Laughing over inconsequential, silly, little things at one point today, my husband and I agreed that he rarely speaks a whole paragraph. His reason, “Why should I say a paragraph when a word will do?” I replied that it might make him more approachable socially. Not skipping a beat, he merely smiled back at me. He is a man comfortable in his own skin, never personally needing the approval of others. I have always admired that quality in him. I, on the other hand, am like most who need to know that we are loved. Into my 6th decade, I am finally seeing my husband’s point of view. I am who I am.

We make our marriage work through give and take, neither of us doing all the taking or all the giving. It’s a balance that requires daily effort. It helps to think “Would I really want to start all over again, bringing a total stranger ‘up to speed’ about me and my likes and dislikes?” And more importantly, “Would someone else love me as much for the person I am, and not the person he’d like me to be?” So growing older with my husband of many years is a gift for which I am very, very grateful.

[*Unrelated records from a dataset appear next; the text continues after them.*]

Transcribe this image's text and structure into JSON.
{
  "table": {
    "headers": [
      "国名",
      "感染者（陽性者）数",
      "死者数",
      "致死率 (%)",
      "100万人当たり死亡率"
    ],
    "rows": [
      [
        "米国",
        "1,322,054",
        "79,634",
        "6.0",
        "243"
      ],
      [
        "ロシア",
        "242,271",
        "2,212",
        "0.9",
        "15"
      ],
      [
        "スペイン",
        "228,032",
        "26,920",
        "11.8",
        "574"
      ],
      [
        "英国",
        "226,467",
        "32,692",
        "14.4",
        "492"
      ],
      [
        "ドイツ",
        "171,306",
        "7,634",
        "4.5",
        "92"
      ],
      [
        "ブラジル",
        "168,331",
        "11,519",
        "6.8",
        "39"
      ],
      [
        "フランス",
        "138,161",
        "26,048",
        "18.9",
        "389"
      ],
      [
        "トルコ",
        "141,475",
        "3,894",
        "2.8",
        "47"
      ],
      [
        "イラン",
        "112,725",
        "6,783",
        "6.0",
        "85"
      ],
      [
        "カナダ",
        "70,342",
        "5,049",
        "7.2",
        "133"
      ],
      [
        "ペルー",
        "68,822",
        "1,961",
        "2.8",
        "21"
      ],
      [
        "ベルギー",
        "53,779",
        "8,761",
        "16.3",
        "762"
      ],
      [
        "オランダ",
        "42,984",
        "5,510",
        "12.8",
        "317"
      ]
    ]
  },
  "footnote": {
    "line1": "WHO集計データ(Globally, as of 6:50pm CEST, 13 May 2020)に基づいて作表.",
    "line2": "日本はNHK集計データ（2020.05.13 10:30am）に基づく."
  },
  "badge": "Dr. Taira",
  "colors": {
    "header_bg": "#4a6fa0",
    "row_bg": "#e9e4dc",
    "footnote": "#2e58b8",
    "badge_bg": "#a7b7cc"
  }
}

As I advance through this decade of my life I find myself happily reinvigorated. Writing has enabled me to get my creative “juices” flowing once again. I’ve always favored the left side of my brain. For most of my business career I sat behind a desk, watching a clock. I relished my “free time” when I could do cross-stitch or other handiwork, prepare a gourmet meal, decorate and then re-decorate my house. But transitioning from career to motherhood didn’t allow much time for self-fulfillment. Not that I minded for being a mom has always been my favorite job, hands down. But now that I’ve regained use of my own life, figuring out what to do with it has given me pause. There were the “fall back” options, volunteering, part-time work, full-time work, ramping up my exercise regimen, spend more time cleaning house or tending the garden. None of these possibilities caught my fancy, my creative fancy that is. So I bided my time and continued doing whatever it was I was doing, until now.

Fleshing out ideas, thoughts, opinions and feelings in my blog posts has grown new brain cells for sure. Writing has given me a youthful outlook that is couched in the experiences of a 60 year old. I’m rediscovering my past, reflecting upon my present, and pondering my future. With my mind leading the way, I’m sure my body will strive to keep pace. Writing makes me process my thoughts, then attempt to formulate them into words. It’s like going back to school, without having to go there. I’m motivated to live life large, in the moment. It may be that I’ve found my own “fountain of youth.”